Fastrack: Fast IO for Secure ML using GPU TEEs

Yongqin Wang,Rachit Rajat,Jonghyun Lee,Tingting Tang,Murali Annavaram
2024-10-20
Abstract:As cloud-based ML expands, ensuring data security during training and inference is critical. GPU-based Trusted Execution Environments (TEEs) offer secure, high-performance solutions, with CPU TEEs managing data movement and GPU TEEs handling authentication and computation. However, CPU-to-GPU communication overheads significantly hinder performance, as data must be encrypted, authenticated, decrypted, and verified, increasing costs by 12.69 to 33.53 times. This results in GPU TEE inference becoming 54.12% to 903.9% slower and training 10% to 455% slower than non-TEE systems, undermining GPU TEE advantages in latency-sensitive applications. This paper analyzes Nvidia H100 TEE protocols and identifies three key overheads: 1) redundant CPU re-encryption, 2) limited authentication parallelism, and 3) unnecessary operation serialization. We propose Fastrack, optimizing with 1) direct GPU TEE communication, 2) parallelized authentication, and 3) overlapping decryption with PCI-e transmission. These optimizations cut communication costs and reduce inference/training runtime by up to 84.6%, with minimal overhead compared to non-TEE systems.
Cryptography and Security,Hardware Architecture
What problem does this paper attempt to address?

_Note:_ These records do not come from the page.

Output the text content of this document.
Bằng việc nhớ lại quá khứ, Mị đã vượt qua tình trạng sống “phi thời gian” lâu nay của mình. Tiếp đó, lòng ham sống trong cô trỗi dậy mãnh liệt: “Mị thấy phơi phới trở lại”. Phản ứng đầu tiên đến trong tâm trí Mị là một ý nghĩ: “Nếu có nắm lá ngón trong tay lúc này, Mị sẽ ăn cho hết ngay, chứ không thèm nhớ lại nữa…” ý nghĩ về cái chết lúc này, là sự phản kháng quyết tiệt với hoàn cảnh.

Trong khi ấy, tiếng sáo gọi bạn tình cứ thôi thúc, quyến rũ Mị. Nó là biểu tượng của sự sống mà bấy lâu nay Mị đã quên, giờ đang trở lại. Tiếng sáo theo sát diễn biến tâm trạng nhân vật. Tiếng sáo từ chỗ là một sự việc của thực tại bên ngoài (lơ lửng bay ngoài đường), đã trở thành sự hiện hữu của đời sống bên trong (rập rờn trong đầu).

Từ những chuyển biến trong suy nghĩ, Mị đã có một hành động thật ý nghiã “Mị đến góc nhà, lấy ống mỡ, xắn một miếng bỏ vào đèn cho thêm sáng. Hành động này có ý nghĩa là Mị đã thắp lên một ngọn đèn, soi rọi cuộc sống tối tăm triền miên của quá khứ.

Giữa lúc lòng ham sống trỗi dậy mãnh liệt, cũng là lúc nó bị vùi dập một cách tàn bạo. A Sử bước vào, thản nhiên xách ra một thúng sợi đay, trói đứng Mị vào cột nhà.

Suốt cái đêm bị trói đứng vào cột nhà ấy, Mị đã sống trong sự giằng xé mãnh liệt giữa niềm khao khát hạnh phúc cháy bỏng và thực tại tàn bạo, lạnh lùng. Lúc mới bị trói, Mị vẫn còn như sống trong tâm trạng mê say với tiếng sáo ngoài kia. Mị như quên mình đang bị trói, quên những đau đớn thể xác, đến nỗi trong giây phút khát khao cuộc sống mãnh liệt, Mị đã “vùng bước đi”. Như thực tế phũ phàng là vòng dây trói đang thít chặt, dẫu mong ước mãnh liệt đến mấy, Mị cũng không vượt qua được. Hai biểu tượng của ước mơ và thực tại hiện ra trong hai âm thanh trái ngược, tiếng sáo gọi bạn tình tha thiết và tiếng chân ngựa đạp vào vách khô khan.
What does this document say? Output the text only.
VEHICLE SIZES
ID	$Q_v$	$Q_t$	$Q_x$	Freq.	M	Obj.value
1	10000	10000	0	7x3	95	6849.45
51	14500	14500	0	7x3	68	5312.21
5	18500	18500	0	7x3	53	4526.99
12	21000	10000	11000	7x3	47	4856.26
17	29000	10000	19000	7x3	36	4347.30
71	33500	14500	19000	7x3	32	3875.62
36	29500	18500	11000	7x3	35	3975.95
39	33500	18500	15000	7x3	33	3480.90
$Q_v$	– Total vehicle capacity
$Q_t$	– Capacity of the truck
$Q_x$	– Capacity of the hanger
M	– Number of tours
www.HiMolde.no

The paper attempts to address the significant communication overhead issue in machine learning (ML) training and inference within GPU-based Trusted Execution Environments (GPU TEE). Specifically: 1. **Data Transfer Overhead**: In existing GPU TEE systems, data transfer between CPU TEE and GPU TEE involves steps such as encryption, generating message authentication codes (MAC), decryption, and verification. These additional computational overheads increase the communication cost from CPU to GPU by 12.69 times to 33.53 times. This slows down GPU TEE inference by 54.12% to 903.9% and training by 10% to 455%. 2. **Redundant Encryption and Authentication**: In traditional secure ML implementations, user input data is already encrypted and authenticated. However, before sending it to GPU TEE, CPU TEE decrypts, re-encrypts, and generates new MAC tags, adding unnecessary computational overhead. 3. **Lack of Parallelism in Authentication**: The current AES-GCM authentication algorithm is sequential, unable to fully utilize the highly parallel computing resources of the GPU, leading to inefficient authentication processes. 4. **Operation Serialization**: In existing implementations, GPU TEE starts decryption and authentication only after receiving all the transmitted data. These operations can be partially parallelized to improve efficiency. To address these issues, the paper proposes Fastrack, which reduces CPU to GPU communication overhead and significantly improves ML inference and training performance through the following optimizations: 1. **Direct Communication Channel**: Allows remote users to establish a direct secure communication channel with GPU TEE, avoiding redundant encryption and authentication steps by CPU TEE. 2. **Increased Authentication Parallelism**: Implements multi-chaining authentication, dividing large data blocks into smaller chunks for parallel authentication, thereby increasing throughput. 3. **Overlapping Decryption and Authentication**: Performs decryption and authentication simultaneously during PCI-e transfer, further reducing communication latency. With these optimizations, Fastrack can significantly reduce CPU to GPU communication costs, reducing end-to-end ML inference and training runtime by up to 84.6%, and in some cases, its performance is comparable to non-TEE GPU systems.